No es mi culpa, todo es culpa de las zapatillas nuevas. Hace dos semanas las ví en la vidriera, quizás no tenían nada especial, pero me gustaron, sería la sencillez que inundó mis pensamientos, la necesidad de no tener algo viejo, pero tampoco tan nuevo, lo definido como «intermedio». Estaba ahí, ¡frente a mis ojos! Una posibilidad intangible de llegar a casa y decir: «Hice algo más aparte de ir al trabajo y dormir”».

—¡Esa!

¡Las señalé como lo más bello del planeta! Luego, cuando pregunté el precio, pensé que tal vez no eran tan lindas… lo blanco era demasiado blanco y quizás me conformaba con la belleza inexplicable de un blanco sucio y amarillento: ese par que está en liquidación, la prueba definitiva de que no se vendió. Agarras lo que se ajusta a tu presupuesto, de repente se caen tus expectativas y las pretensiones de vida rica.

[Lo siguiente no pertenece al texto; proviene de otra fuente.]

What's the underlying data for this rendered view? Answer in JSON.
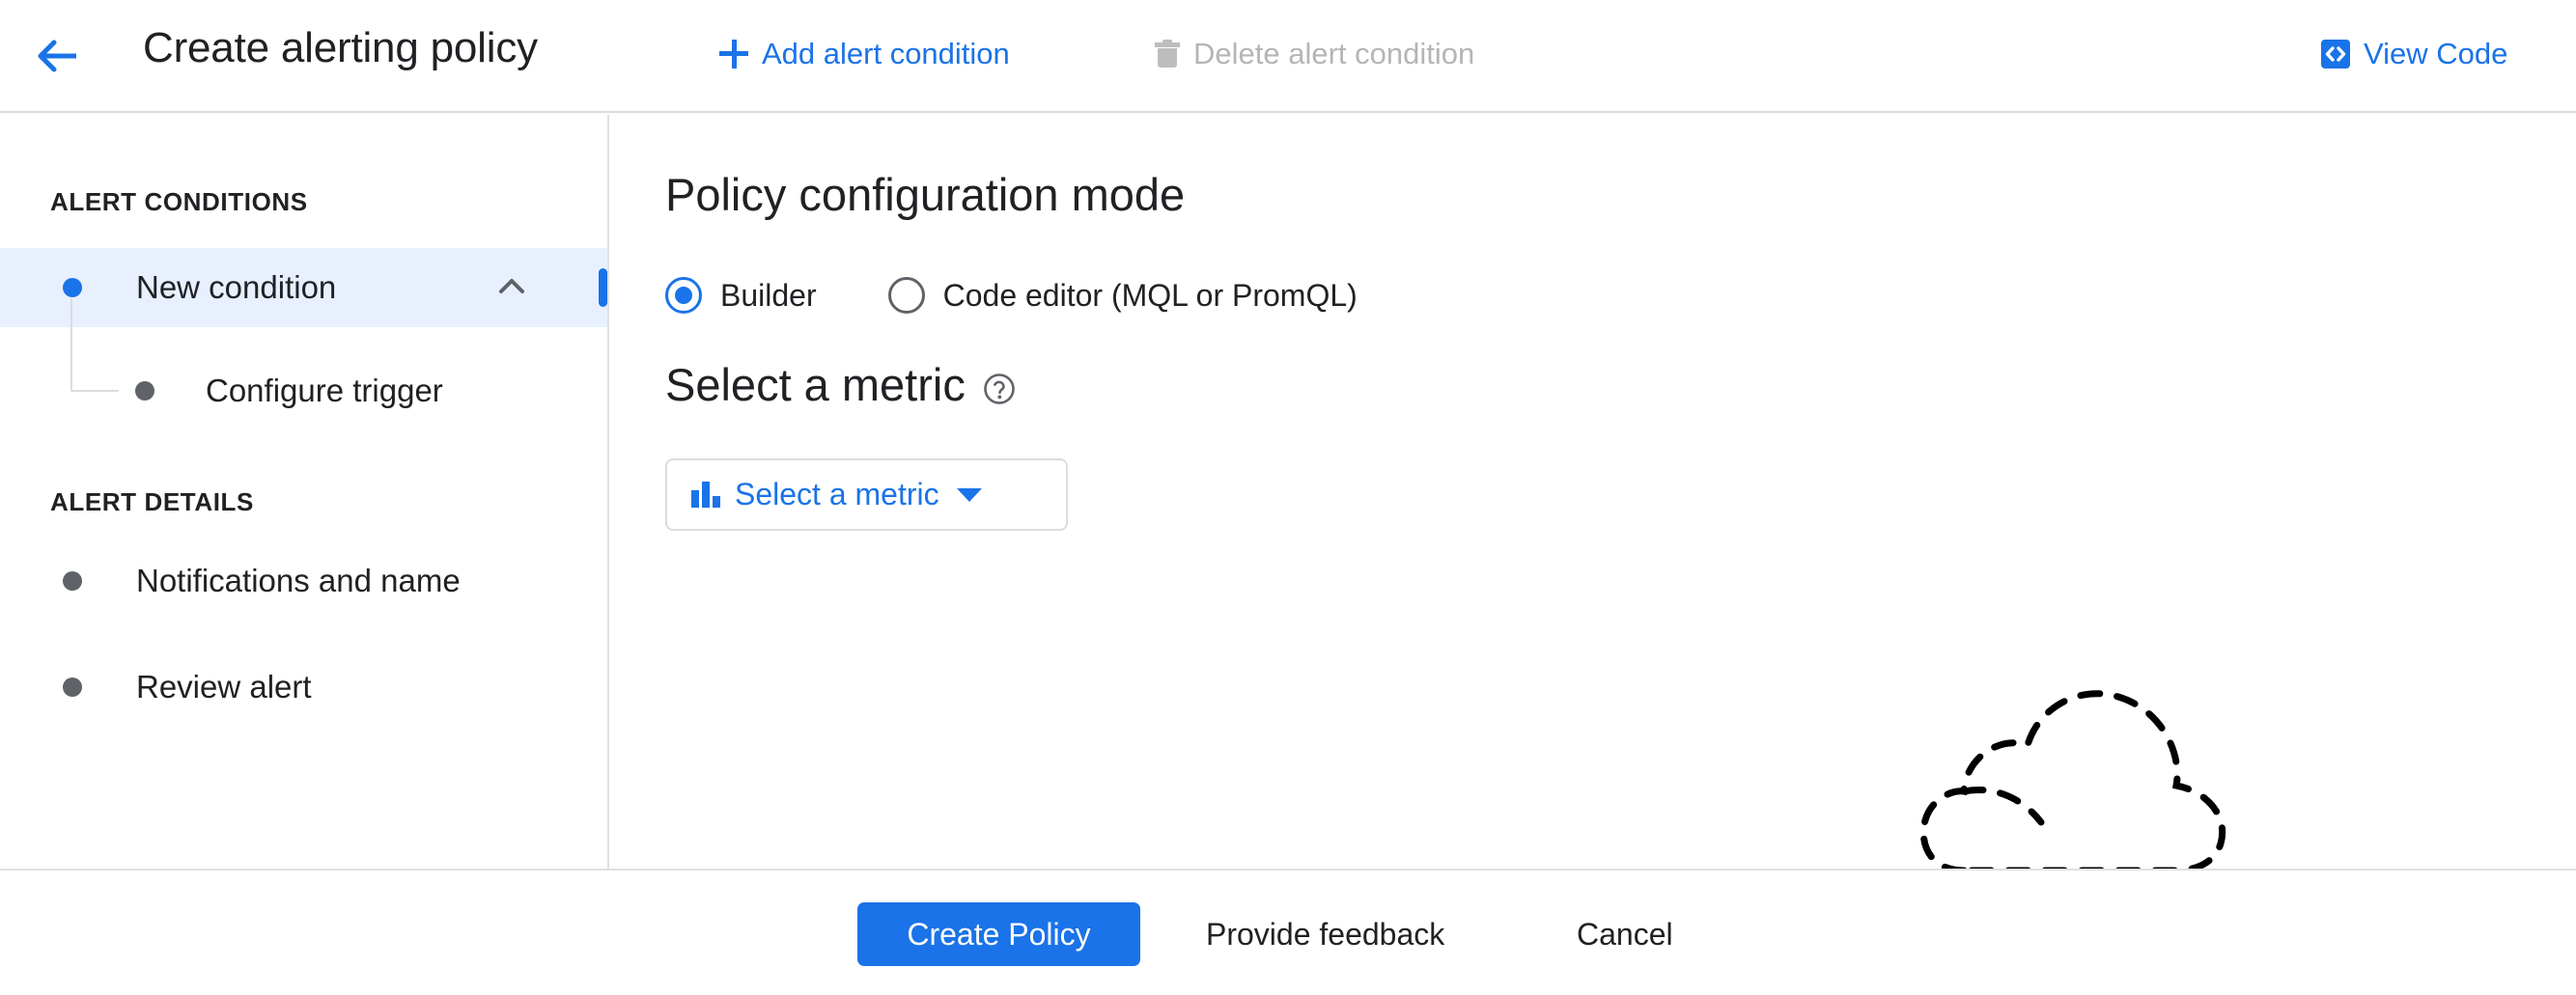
{
  "header": {
    "back_icon": "arrow-back-icon",
    "title": "Create alerting policy",
    "add_condition_label": "Add alert condition",
    "add_condition_icon": "plus-icon",
    "delete_condition_label": "Delete alert condition",
    "delete_condition_icon": "trash-icon",
    "view_code_label": "View Code",
    "view_code_icon": "code-brackets-icon"
  },
  "sidebar": {
    "section_1_label": "ALERT CONDITIONS",
    "section_2_label": "ALERT DETAILS",
    "items": [
      {
        "label": "New condition",
        "icon": "bullet-dot-icon",
        "expand_icon": "chevron-up-icon",
        "active": true
      },
      {
        "label": "Configure trigger",
        "icon": "bullet-dot-icon",
        "active": false
      },
      {
        "label": "Notifications and name",
        "icon": "bullet-dot-icon",
        "active": false
      },
      {
        "label": "Review alert",
        "icon": "bullet-dot-icon",
        "active": false
      }
    ]
  },
  "main": {
    "policy_mode_heading": "Policy configuration mode",
    "radios": [
      {
        "label": "Builder",
        "selected": true
      },
      {
        "label": "Code editor (MQL or PromQL)",
        "selected": false
      }
    ],
    "select_metric_heading": "Select a metric",
    "help_icon": "help-circle-icon",
    "metric_button_label": "Select a metric",
    "metric_button_icon": "bar-chart-icon",
    "metric_button_caret": "caret-down-icon",
    "illustration": "dashed-cloud-illustration"
  },
  "footer": {
    "create_label": "Create Policy",
    "feedback_label": "Provide feedback",
    "cancel_label": "Cancel"
  },
  "colors": {
    "accent": "#1a73e8",
    "active_row_bg": "#e8f0fe",
    "text": "#202124",
    "muted": "#5f6368",
    "disabled": "#b5b5b5",
    "border": "#dadce0"
  }
}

La gente me mira, ¡incomprensibles! Alejándose de mi locura, no pueden entender lo que estoy haciendo, no son capaces de admirar el cielo ardiendo. Comienzo con el ritual, las sacudo, ¡las hago chocar! Y así se hayan, se complementan y ¡boom! ¡Me encantan! El amor entre dos zapatillas es la base de la función reproductiva, si logro que ellas se quieran comenzará un sinfín de zapatillitas. Es mucho más efectivo que estar comprando de a puchos, consigo una perfecta ¡Ideal! Que logre satisfacer mis necesidades, que me acaricie al andar, cuidando mis pasos, comprendiendo mis apuros y mis retrasos, aunque tenga más retrasos que apuros, en fin ese no es el punto… El punto es la elección, las personas no le dan la importancia que merece. Tengo que cerrar los ojos porque el mundo se detiene, ¡tengo que tocarlas! Porque debo sentir los relieves, y así voy conociendo sus tamaños, sus vericuetos, lo que aman y odian: cemento o pasto, histeria o cansancio.

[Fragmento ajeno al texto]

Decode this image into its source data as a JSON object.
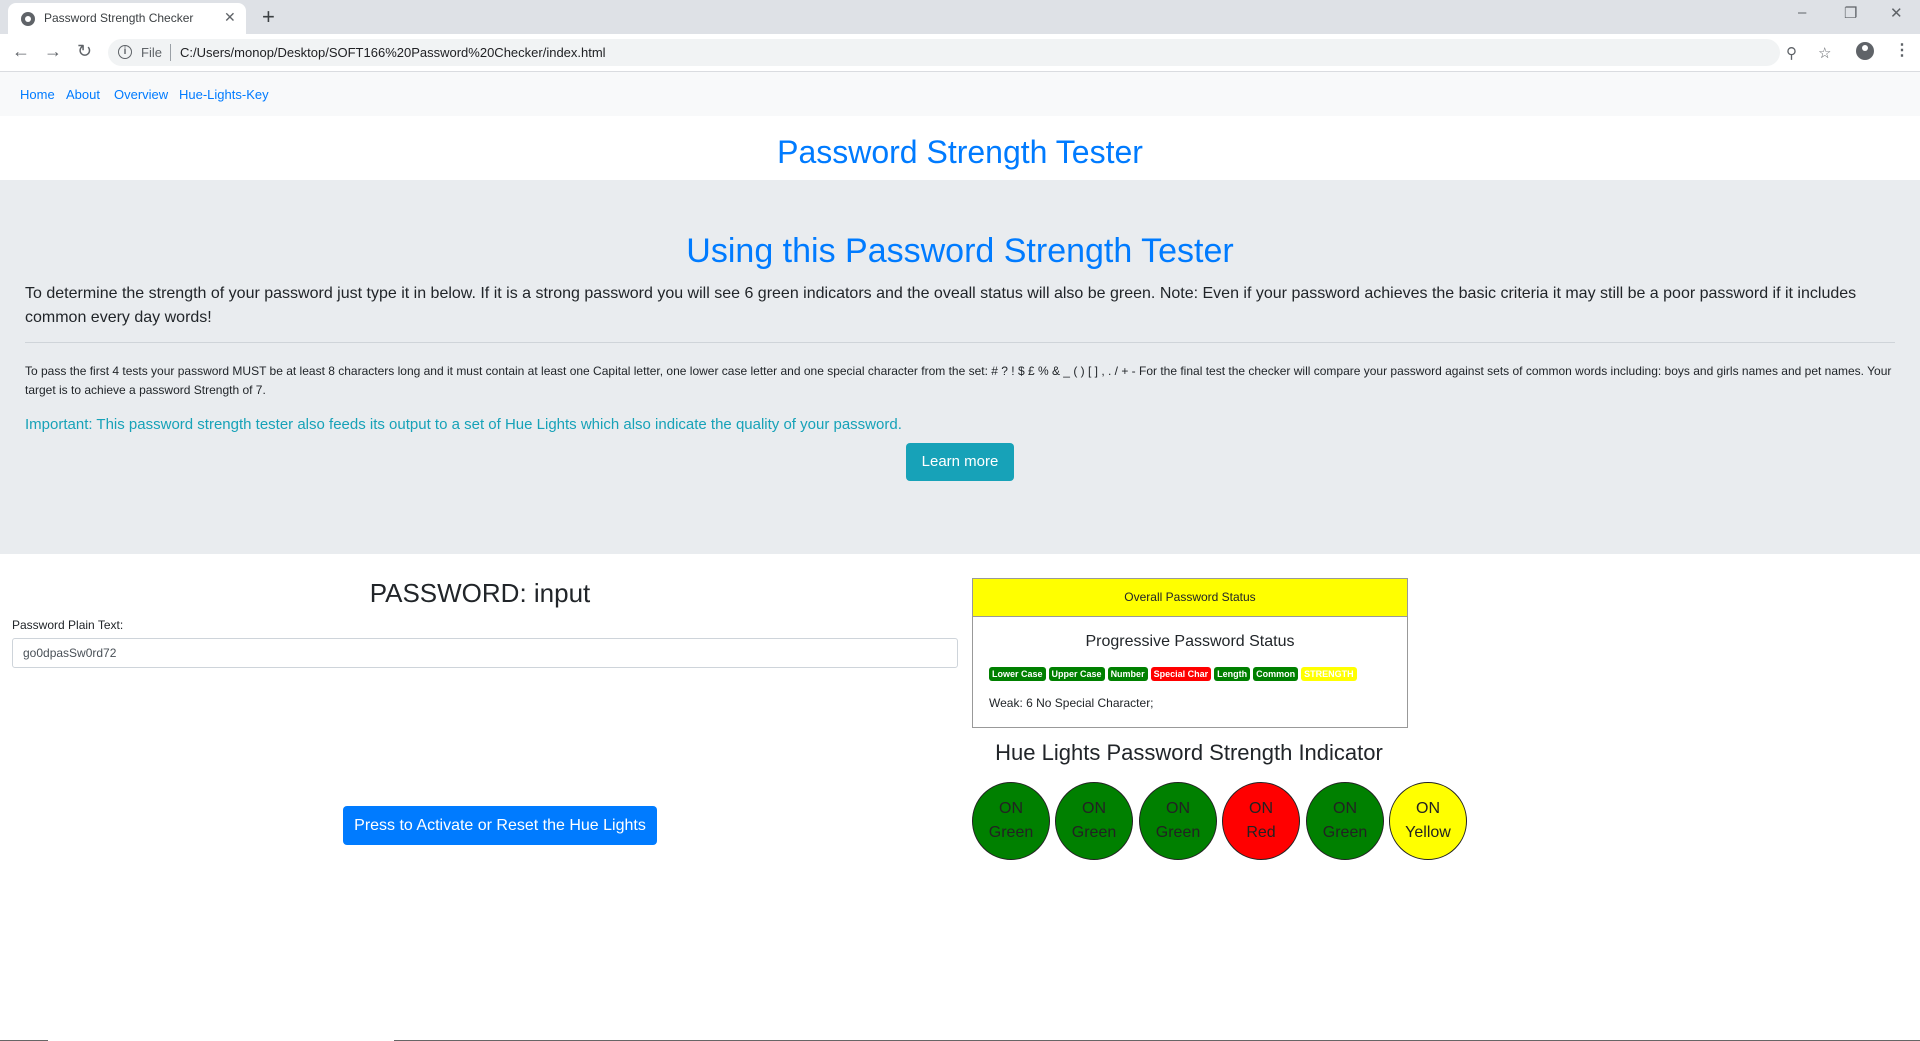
{
  "browser": {
    "tab_title": "Password Strength Checker",
    "tab_close": "✕",
    "new_tab": "+",
    "file_label": "File",
    "url": "C:/Users/monop/Desktop/SOFT166%20Password%20Checker/index.html"
  },
  "nav": {
    "links": [
      "Home",
      "About",
      "Overview",
      "Hue-Lights-Key"
    ]
  },
  "page_title": "Password Strength Tester",
  "jumbotron": {
    "title": "Using this Password Strength Tester",
    "lead": "To determine the strength of your password just type it in below. If it is a strong password you will see 6 green indicators and the oveall status will also be green. Note: Even if your password achieves the basic criteria it may still be a poor password if it includes common every day words!",
    "criteria": "To pass the first 4 tests your password MUST be at least 8 characters long and it must contain at least one Capital letter, one lower case letter and one special character from the set: # ? ! $ £ % & _ ( ) [ ] , . / + - For the final test the checker will compare your password against sets of common words including: boys and girls names and pet names. Your target is to achieve a password Strength of 7.",
    "important": "Important: This password strength tester also feeds its output to a set of Hue Lights which also indicate the quality of your password.",
    "learn_more": "Learn more"
  },
  "password": {
    "heading": "PASSWORD: input",
    "label": "Password Plain Text:",
    "value": "go0dpasSw0rd72"
  },
  "hue_button": "Press to Activate or Reset the Hue Lights",
  "status": {
    "header": "Overall Password Status",
    "header_color": "#ffff00",
    "progressive_title": "Progressive Password Status",
    "badges": [
      {
        "label": "Lower Case",
        "color": "#008000"
      },
      {
        "label": "Upper Case",
        "color": "#008000"
      },
      {
        "label": "Number",
        "color": "#008000"
      },
      {
        "label": "Special Char",
        "color": "#ff0000"
      },
      {
        "label": "Length",
        "color": "#008000"
      },
      {
        "label": "Common",
        "color": "#008000"
      },
      {
        "label": "STRENGTH",
        "color": "#ffff00"
      }
    ],
    "message": "Weak: 6 No Special Character;"
  },
  "hue_lights": {
    "title": "Hue Lights Password Strength Indicator",
    "lights": [
      {
        "state": "ON",
        "color_name": "Green",
        "color": "#008000"
      },
      {
        "state": "ON",
        "color_name": "Green",
        "color": "#008000"
      },
      {
        "state": "ON",
        "color_name": "Green",
        "color": "#008000"
      },
      {
        "state": "ON",
        "color_name": "Red",
        "color": "#ff0000"
      },
      {
        "state": "ON",
        "color_name": "Green",
        "color": "#008000"
      },
      {
        "state": "ON",
        "color_name": "Yellow",
        "color": "#ffff00"
      }
    ]
  }
}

—¿Ustedes se quieren? —les pregunto. Los choco, pero no se genera el ruido celestial que estoy buscando. ¡Los tiro! No son los indicados, pongo mi atención en otros—. ¿Y ustedes se quieren? Los chocho y tampoco… —el empleado me mira extrañado—. Disculpe, ¿me puede dejar hablar con los zapatos? Mire, allá en la punta tiene más clientes.

Después de echar al encargado (lo único que hacía era obligarme a comprar algo que claramente no estaba buscando) me concentré en seguir charlando con los calzados. El problema se sitúa en que nadie piensa, condenan a las pobres zapatillas a estar juntas por siempre, ¿y si no se quieren? ¿Y si tienen que soportarse y hacer contacto? Estar esclavizados a verse de costado.

Un ejemplo muy claro es el de mi prima Carolina, ella tiene unos tacos preciosos, se la pasa todo el día presumiéndolos:

—Primo, ¿viste mis tacos nuevos? —me pregunta, mientras los señala de una forma exageradísima, mete panza, se pone en puntitas de pie y lo afirma—. ¿Ves? Mis tacos me quieren tanto que hasta me adelgazan.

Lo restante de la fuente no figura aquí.